PJ Day 2014. I don't think I've had one yet. I caught a nasty cold on Friday--decided to use up some of my sick days and stay home today. For the first time in my working career I have paid sick time. I can hardly believe it really, and because of my earlier Cancer diagnosis, I bank them like crazy--just in case I need to take a serious amount of time off. Onto the blog post:
This weekend, Brittany Maynard took her life. She was a terminally ill Cancer patient who was using her right to die with dignity. Here is her message: Brittany Maynard
This blog would not be complete without her story being told. This is not a one sided "Pro-Life" blog, but rather I want to just weigh in -- in what I see in this story. I will not dismiss Brittany's desire, or the fact that she felt that this was the way for her. This was HER decision with HER loved ones.
I just know my loved and I ones would think so much differently.
Here is what brought me into this story a couple weeks ago: We love you Brittany Maynard
I hope you watch all of the videos, so here's my piece.
I've been working with youth since 1988, when Kent and I moved to Kelowna BC. I've seen great heartache and pains, along with huge gains and great celebrations.
My heart has hurt for Brittany, because I believe she bought into a lie. Something that has been percolating in the North American Culture for decades.
Life can be easy, painless, effortless.
What it has done has bred generations of people who would not know what to do if tragedy, destruction, famine or war could bring. We, as North American's in the past number of generations have not had any real hardship. We. Are. SOFT.
I remember just a couple months ago, the power went out here for 6 hours. I laid back in my bed, read a book, was completely comfortable with the lack of noise in the house, lack of 'entertainment', not that I like this, but I have trained myself over the past 3 years to be comfortable with little, and content with quiet.

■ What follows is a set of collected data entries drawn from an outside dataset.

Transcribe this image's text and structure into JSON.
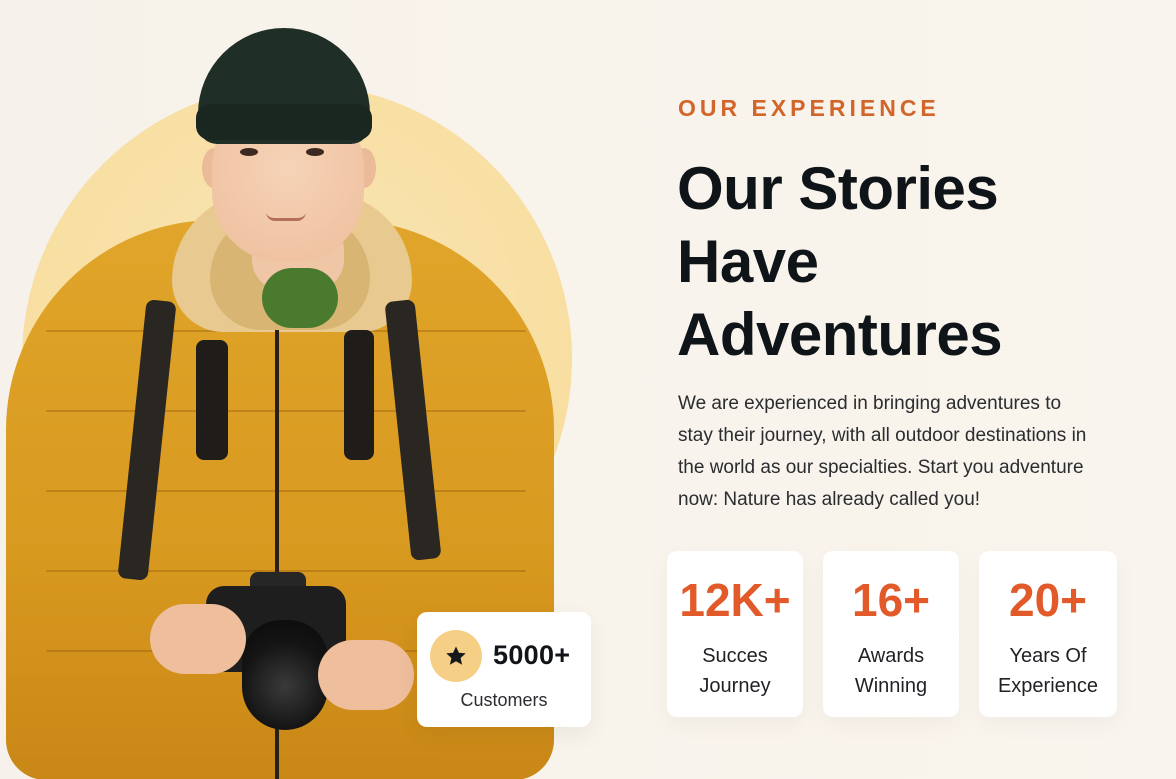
{
  "colors": {
    "accent": "#d2652a",
    "stat_accent": "#e25a2a",
    "background": "#f8f3eb",
    "sun": "#f8dea0",
    "text_dark": "#0f1419"
  },
  "hero": {
    "image_alt": "Young photographer in yellow puffer jacket holding camera",
    "customers_badge": {
      "icon": "star-icon",
      "count": "5000+",
      "label": "Customers"
    }
  },
  "content": {
    "eyebrow": "OUR EXPERIENCE",
    "headline": {
      "line1": "Our Stories",
      "line2": "Have",
      "line3": "Adventures"
    },
    "description": "We are experienced in bringing adventures to stay their journey, with all outdoor destinations in the world as our specialties. Start you adventure now: Nature has already called you!"
  },
  "stats": [
    {
      "value": "12K+",
      "label_line1": "Succes",
      "label_line2": "Journey"
    },
    {
      "value": "16+",
      "label_line1": "Awards",
      "label_line2": "Winning"
    },
    {
      "value": "20+",
      "label_line1": "Years Of",
      "label_line2": "Experience"
    }
  ]
}
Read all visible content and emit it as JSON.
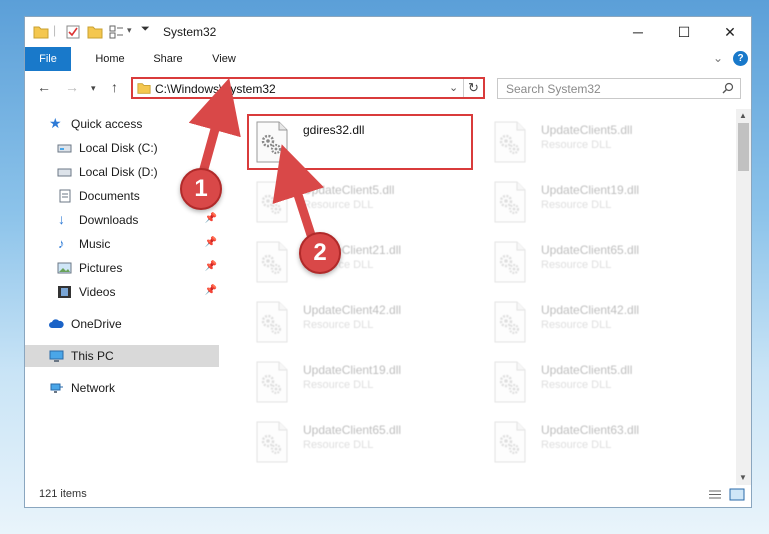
{
  "window": {
    "title": "System32",
    "minimize_glyph": "─",
    "maximize_glyph": "☐",
    "close_glyph": "✕"
  },
  "ribbon": {
    "tabs": [
      "File",
      "Home",
      "Share",
      "View"
    ],
    "expand_glyph": "⌄",
    "help_glyph": "?"
  },
  "address": {
    "path": "C:\\Windows\\System32",
    "search_placeholder": "Search System32"
  },
  "nav": [
    {
      "label": "Quick access",
      "icon": "star-icon",
      "pinned": false
    },
    {
      "label": "Local Disk (C:)",
      "icon": "drive-icon",
      "pinned": false
    },
    {
      "label": "Local Disk (D:)",
      "icon": "drive-icon",
      "pinned": false
    },
    {
      "label": "Documents",
      "icon": "documents-icon",
      "pinned": false
    },
    {
      "label": "Downloads",
      "icon": "download-icon",
      "pinned": true
    },
    {
      "label": "Music",
      "icon": "music-icon",
      "pinned": true
    },
    {
      "label": "Pictures",
      "icon": "pictures-icon",
      "pinned": true
    },
    {
      "label": "Videos",
      "icon": "videos-icon",
      "pinned": true
    },
    {
      "label": "OneDrive",
      "icon": "cloud-icon",
      "pinned": false
    },
    {
      "label": "This PC",
      "icon": "computer-icon",
      "pinned": false,
      "selected": true
    },
    {
      "label": "Network",
      "icon": "network-icon",
      "pinned": false
    }
  ],
  "files": [
    {
      "name": "gdires32.dll",
      "type": "",
      "highlighted": true
    },
    {
      "name": "UpdateClient5.dll",
      "type": "Resource DLL"
    },
    {
      "name": "UpdateClient5.dll",
      "type": "Resource DLL"
    },
    {
      "name": "UpdateClient19.dll",
      "type": "Resource DLL"
    },
    {
      "name": "UpdateClient21.dll",
      "type": "Resource DLL"
    },
    {
      "name": "UpdateClient65.dll",
      "type": "Resource DLL"
    },
    {
      "name": "UpdateClient42.dll",
      "type": "Resource DLL"
    },
    {
      "name": "UpdateClient42.dll",
      "type": "Resource DLL"
    },
    {
      "name": "UpdateClient19.dll",
      "type": "Resource DLL"
    },
    {
      "name": "UpdateClient5.dll",
      "type": "Resource DLL"
    },
    {
      "name": "UpdateClient65.dll",
      "type": "Resource DLL"
    },
    {
      "name": "UpdateClient63.dll",
      "type": "Resource DLL"
    }
  ],
  "status": {
    "item_count": "121 items"
  },
  "callouts": [
    "1",
    "2"
  ],
  "colors": {
    "accent": "#1979ca",
    "callout": "#d94848",
    "highlight_border": "#d93b3b"
  }
}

My students....had a terrible time with a lack of access to the internet, TV, they just didn't know what to do!
We have never had to live 6 months on cabbage soup.
We have never had a time where we have been fearful of bombings.
We rarely have to endure or suffer long with pain, because we have access to a great health care system, easy access to drugs, and in a number of hours we can be numbed.
In all this I see a softer and softer generation of people.
When I think of the days when we heard the word Cancer and we didn't know what was coming, I knew that I was laying down a path for my kids and Kent to follow, they were looking to me to see how was I going to handle all of this.
Kent said as he took my hands, we walk this out together.
I can tell you I suffered. I hurt. I didn't sleep. I couldn't eat. I had a hard time remembering to eat--and didn't poop. I gained 14 pounds each round of chemo, that I had a tough time losing by the time the new round started. I lost muscle mass, strength and endurance.
All along, I thought, I would fight this tooth and nail to the very, very end. I would not take the easy way out. To cut short this journey--because I knew that people were watching me and I knew that through the strength at God gives me on a daily basis, we could walk this out.
One day, when my days are done--I know exactly what I would want. To be surrounded by my family, Jonathan and Max playing the guitar, Melissa and Kent singing my favourite songs--leading me to the time I will see the dawning of heaven and being ushered into the presence of the Lord.
There will be no easy way to die, but I chose to have quantity of time with my loved ones on earth--they will be able to say that I was feisty all the way to the end.
There is real beauty in being broken, there is real beauty in suffering. There is a refining that I wouldn't give up for anything.